The labor dispute could have a cascading effect on TV and film productions depending on how long the strike persists. But a shutdown has been widely forecast for months due to the scope of the discord. The writers voted last month overwhelming to authorize a strike, with 98% of membership supporting it.
“Though we negotiated intent on making a fair deal — and though your strike vote gave us the leverage to make some gains — the studios’ responses to our proposals have been wholly insufficient, given the existential crisis writers are facing,” the guild wrote to its members. “The companies’ behavior has created a gig economy inside a union workforce, and their immovable stance in this negotiation has betrayed a commitment to further devaluing the profession of writing.”
Among the issues for the WGA are the changes in compensation that streaming has ushered in. With fewer episodes, lower pay and less opportunity for residuals, the guild was demanding higher initial pay for writers and the establishment of a metric to reward writers with higher residuals for streaming shows with higher viewership.
While the AMPTP offered base pay increases that were lower than what the WGA had asked for, the guild said the alliance refused its demand for viewership-based streaming residuals outright.
The WGA was also asking for mandatory minimum staffing requiring for episodic television and demanding a guaranteed number of consecutive weeks of work for writers. The AMPTP claimed the staffing and length of employment demands were the “primary sticking points” in the negotiations.
“The AMPTP presented a comprehensive package proposal to the Guild last night which included generous increases in compensation for writers as well as improvements in streaming residuals,” the alliance said in a statement. “The AMPTP also indicated to the WGA that it is prepared to improve that offer, but was unwilling to do so because of the magnitude of other proposals still on the table that the Guild continues to insist upon.”

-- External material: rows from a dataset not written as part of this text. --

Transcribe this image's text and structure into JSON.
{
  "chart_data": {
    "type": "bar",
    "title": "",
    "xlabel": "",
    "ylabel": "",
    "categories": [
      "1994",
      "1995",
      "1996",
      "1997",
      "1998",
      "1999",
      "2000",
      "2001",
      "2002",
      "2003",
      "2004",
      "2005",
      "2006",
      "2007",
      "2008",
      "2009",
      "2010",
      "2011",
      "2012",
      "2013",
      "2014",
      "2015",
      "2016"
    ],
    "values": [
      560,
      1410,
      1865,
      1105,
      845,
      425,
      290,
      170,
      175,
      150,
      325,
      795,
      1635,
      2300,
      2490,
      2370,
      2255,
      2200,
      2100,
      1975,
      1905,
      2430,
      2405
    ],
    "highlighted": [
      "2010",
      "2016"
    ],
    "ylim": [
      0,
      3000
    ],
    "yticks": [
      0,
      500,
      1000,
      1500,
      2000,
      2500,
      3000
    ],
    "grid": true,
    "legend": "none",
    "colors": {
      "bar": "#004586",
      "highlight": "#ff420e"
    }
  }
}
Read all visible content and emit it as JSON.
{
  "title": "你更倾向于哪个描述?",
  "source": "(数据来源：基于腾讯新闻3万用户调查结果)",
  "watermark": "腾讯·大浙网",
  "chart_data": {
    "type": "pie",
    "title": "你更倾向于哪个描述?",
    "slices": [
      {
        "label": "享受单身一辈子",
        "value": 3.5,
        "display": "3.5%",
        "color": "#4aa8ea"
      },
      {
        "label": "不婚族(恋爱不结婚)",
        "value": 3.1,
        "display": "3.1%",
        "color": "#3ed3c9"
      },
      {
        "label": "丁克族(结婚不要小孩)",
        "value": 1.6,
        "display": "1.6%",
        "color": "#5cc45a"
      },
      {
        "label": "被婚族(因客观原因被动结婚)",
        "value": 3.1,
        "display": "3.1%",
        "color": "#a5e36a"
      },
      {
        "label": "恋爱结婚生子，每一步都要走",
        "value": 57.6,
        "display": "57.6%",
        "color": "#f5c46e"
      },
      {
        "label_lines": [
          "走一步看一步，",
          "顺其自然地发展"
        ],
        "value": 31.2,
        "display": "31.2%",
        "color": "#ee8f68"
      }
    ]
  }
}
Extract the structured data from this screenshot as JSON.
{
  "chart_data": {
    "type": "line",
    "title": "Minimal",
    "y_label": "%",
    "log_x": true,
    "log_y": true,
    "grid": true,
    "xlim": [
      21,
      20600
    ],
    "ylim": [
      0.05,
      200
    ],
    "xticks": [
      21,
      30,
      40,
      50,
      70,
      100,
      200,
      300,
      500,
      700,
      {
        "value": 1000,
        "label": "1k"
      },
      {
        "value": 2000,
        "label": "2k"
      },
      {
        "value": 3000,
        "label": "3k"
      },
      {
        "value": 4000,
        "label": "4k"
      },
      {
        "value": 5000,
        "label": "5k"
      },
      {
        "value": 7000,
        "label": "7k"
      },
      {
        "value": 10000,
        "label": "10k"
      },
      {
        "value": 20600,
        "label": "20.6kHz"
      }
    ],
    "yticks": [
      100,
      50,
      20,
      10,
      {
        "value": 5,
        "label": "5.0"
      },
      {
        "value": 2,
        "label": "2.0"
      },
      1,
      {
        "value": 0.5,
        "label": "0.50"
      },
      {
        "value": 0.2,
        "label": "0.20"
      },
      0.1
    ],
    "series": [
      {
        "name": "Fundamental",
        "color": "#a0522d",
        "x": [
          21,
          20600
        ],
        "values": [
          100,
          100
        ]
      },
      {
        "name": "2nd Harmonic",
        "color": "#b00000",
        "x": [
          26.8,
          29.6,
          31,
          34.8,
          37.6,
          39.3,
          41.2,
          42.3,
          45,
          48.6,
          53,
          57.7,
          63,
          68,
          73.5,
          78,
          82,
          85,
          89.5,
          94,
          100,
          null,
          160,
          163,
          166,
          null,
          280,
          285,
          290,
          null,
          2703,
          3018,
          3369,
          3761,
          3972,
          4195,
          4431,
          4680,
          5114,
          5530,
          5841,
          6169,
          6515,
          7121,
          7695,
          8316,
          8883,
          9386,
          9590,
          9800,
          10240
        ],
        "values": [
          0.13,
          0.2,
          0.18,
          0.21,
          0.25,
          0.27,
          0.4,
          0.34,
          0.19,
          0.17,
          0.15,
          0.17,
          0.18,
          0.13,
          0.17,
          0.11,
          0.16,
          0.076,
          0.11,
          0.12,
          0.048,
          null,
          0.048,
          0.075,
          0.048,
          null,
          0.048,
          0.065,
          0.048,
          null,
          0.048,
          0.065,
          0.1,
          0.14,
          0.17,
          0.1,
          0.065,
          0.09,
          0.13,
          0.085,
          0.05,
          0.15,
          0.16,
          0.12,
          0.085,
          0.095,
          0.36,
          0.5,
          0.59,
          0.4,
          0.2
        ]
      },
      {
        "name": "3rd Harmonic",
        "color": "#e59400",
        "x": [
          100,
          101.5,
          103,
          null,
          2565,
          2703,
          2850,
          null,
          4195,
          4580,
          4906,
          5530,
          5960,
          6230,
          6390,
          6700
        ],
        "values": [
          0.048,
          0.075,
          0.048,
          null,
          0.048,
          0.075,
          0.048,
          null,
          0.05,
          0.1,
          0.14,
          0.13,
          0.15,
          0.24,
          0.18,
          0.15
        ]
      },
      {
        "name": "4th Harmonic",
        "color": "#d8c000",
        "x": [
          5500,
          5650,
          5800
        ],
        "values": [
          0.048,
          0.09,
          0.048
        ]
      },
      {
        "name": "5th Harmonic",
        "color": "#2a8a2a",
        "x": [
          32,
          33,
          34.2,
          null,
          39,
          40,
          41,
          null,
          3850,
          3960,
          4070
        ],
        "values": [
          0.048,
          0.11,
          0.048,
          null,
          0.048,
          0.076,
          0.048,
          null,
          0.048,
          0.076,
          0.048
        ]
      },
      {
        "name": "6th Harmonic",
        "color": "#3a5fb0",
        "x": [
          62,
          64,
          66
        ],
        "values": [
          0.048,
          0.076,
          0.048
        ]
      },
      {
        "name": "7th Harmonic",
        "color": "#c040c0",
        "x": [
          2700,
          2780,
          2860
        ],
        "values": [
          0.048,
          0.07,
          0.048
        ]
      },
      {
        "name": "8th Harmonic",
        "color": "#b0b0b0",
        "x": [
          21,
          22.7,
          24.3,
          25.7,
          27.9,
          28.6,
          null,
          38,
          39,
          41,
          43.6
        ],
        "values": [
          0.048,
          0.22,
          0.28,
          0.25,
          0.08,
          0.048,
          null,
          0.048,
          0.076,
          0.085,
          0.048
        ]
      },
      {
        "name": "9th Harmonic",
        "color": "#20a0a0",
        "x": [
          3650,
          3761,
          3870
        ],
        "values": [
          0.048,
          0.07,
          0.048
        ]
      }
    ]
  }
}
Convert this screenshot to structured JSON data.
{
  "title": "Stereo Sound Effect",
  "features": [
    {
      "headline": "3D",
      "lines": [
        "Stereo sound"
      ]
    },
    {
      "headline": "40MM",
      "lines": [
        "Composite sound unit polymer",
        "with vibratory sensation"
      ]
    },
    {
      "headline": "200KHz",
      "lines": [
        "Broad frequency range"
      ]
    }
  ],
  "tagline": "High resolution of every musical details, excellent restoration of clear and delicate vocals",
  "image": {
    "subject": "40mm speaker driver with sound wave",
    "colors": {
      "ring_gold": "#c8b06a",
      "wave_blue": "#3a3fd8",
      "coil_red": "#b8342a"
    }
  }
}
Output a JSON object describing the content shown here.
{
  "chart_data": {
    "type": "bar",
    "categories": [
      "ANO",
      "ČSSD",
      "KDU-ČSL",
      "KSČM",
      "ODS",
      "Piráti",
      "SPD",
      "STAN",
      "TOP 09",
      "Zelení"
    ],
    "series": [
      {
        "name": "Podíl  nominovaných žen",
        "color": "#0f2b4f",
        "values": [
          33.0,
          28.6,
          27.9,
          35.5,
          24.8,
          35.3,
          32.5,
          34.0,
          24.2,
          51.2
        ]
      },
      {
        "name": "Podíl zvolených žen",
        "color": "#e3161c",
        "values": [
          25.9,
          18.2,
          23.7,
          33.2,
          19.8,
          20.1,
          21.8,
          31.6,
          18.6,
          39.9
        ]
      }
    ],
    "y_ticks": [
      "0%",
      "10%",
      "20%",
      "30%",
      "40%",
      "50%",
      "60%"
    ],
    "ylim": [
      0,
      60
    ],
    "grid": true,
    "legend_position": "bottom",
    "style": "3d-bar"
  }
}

Streaming has exploded the number of series and films that are made annually, meaning more jobs for writers. But WGA members say they’re making much less money and working under more strained conditions. Showrunners on streaming series receive just 46% of the pay that showrunners on broadcast series receive, the WGA claims. Content is booming, but pay is down.
Many of the back-end payments writers have historically profited by — like syndication and international licensing — have been largely phased out by the onset of streaming. More writers — roughly half — are being paid minimum rates, an increase of 16% over the last decade. The use of so-called mini-writers rooms has soared.
The guild has said more flexibility for writers is needed when they’re contracted for series that have tended to be more limited and short-lived than the once-standard 20+ episode broadcast season.
At the same time, studios are under increased pressure from Wall Street to turn a profit with their streaming services. Many studios and production companies, which bargain as the trade association Alliance of Motion Picture and Television Producers, are slashing spending. The Walt Disney Co. is eliminating 7,000 jobs. Warner Bros. Discovery is cutting costs to lessen its debt. Netflix has pumped the breaks on spending growth.
The most immediate effect of the strike viewers are likely to notice will be on late-night shows and “Saturday Night Live.” All are expected to immediately go dark. During the 2007 strike, late-night hosts eventually returned to the air and improvised material. Jay Leno wrote his own monologues, a move that angered union leadership.